84年以降を振り返ると、ダウ・金倍率のピークアウトは米国株下落のシグナルとなっていた。87年や99年、07年は米国株が金価格に対し大幅に割高な水準まで買われ、比率が急上昇。その後、99年はIT(情報技術)バブルの崩壊、07年はサブプライムショックを発端とした金融危機により株価急落につながった。
今回も近いうちに米国株の急落は起きるのか。商品先物会社フジトミの斎藤和彦チーフアナリストは「米長期金利の動向がカギを握る」と指摘する。足元の株価と金価格がともに上昇しているのは、米国の長期金利を中心とした世界的な金利低下が主因のためだ。

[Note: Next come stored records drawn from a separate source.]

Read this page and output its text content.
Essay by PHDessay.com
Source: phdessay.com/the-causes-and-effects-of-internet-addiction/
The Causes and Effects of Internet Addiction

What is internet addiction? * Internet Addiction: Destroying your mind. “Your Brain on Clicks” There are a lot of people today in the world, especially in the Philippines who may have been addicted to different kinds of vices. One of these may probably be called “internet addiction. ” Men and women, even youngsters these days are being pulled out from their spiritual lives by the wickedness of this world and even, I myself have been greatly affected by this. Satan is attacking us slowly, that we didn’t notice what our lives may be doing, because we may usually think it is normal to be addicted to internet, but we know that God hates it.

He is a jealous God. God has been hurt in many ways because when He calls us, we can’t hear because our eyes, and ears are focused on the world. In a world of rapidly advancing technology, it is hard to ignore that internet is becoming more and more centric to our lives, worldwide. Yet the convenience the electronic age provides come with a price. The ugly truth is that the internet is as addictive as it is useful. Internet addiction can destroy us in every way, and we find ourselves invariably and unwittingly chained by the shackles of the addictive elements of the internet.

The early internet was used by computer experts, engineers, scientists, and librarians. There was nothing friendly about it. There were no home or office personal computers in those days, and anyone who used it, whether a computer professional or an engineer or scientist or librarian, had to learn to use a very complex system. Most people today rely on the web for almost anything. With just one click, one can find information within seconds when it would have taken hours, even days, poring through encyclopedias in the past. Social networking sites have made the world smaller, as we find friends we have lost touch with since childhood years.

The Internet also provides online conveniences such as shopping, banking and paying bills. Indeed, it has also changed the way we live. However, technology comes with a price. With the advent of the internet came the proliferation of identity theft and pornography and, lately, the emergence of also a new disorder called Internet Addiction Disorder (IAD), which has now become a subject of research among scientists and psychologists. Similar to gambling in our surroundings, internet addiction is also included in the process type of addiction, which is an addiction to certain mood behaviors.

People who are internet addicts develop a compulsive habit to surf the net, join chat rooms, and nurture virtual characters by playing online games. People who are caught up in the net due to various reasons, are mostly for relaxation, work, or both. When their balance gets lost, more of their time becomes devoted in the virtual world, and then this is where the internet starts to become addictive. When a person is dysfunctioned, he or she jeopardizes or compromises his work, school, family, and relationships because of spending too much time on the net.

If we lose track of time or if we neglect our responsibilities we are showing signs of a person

今月10日の米連邦準備理事会(FRB)のパウエル議長の議会証言などで、7月末の米連邦公開市場委員会(FOMC)での利下げがほぼ確実視されている。ただ、その後についてはFRBと市場の温度差から、米金利が急上昇する可能性もある。その場合、米国株が大きな下落に見舞われるリスクは注意しておく必要があるだろう。